Every company before the so-called IPO Initial Public Offering, must make public the details of the Form S-1, an extensive document that describes in detail the structure of a given business. Its publication is one of the main requirements set by the US Securities and Exchange Commission before the official stock market debut. And it was then that the illusion meticulously built by Neumann painfully collided with reality.

Investors began to ask a series of uncomfortable questions about the unclear management model of the company and question Neumann's leadership style, his excessive spending, creative accounting, and numerous conflicts of interest. There were also further publications openly criticizing the lack of professionalism of WeWork's management, and Scott Galloway, a recognized analyst and marketing professor from New York University, publicly mocked the company, calling it WeWTF (ang. What the f*ck). He also stated that anyone who believes in the proposed valuation of the company "is either stupid or lying, or both".

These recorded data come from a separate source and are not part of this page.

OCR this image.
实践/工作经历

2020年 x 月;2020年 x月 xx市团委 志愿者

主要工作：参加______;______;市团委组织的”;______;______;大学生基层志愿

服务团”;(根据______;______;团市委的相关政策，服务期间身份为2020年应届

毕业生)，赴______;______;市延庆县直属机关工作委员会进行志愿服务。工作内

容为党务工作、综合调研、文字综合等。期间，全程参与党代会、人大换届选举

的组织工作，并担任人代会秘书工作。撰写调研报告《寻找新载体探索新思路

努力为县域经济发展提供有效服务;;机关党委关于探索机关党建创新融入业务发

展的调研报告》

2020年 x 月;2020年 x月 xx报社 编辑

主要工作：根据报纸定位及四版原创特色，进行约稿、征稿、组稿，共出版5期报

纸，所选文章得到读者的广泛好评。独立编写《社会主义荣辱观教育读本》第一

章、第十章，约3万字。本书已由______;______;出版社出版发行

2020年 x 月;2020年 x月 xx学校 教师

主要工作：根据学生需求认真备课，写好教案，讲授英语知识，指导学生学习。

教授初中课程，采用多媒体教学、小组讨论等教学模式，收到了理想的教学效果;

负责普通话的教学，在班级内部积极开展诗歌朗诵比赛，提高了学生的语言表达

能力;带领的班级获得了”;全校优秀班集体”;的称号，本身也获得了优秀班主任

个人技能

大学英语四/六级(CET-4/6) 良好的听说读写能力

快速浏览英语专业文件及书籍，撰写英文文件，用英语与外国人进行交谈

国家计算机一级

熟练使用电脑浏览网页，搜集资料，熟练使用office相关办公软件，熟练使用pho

As a result of this massive criticism, Adam Neuman soon resigned as managing director, and WeWork's stock market debut was delayed. In an act of desperation, SoftBank acquired 80% of the company's shares and provided it with additional funds of 5 billion dollars. A month later, the company laid off 2400 employees - almost a fifth of the entire staff. This crisis coincided with the outbreak of the Covid-19 pandemic and the flight of companies from offices in favor of remote work. This only deepened the troubles of WeWork, whose business model is based on sharing physical spaces.

Several years have passed marked by unsuccessful attempts to save the company. From the financial statements disclosed by WeWork, it appears that from the year 2020 to June 30, 2023, the company recorded net losses of $11.4 billion. The New York Times reports that WeWork still has nearly two million square meters of office space for rent in the United States and Canada alone, and its collapse could have a "significant impact" on the commercial real estate industry.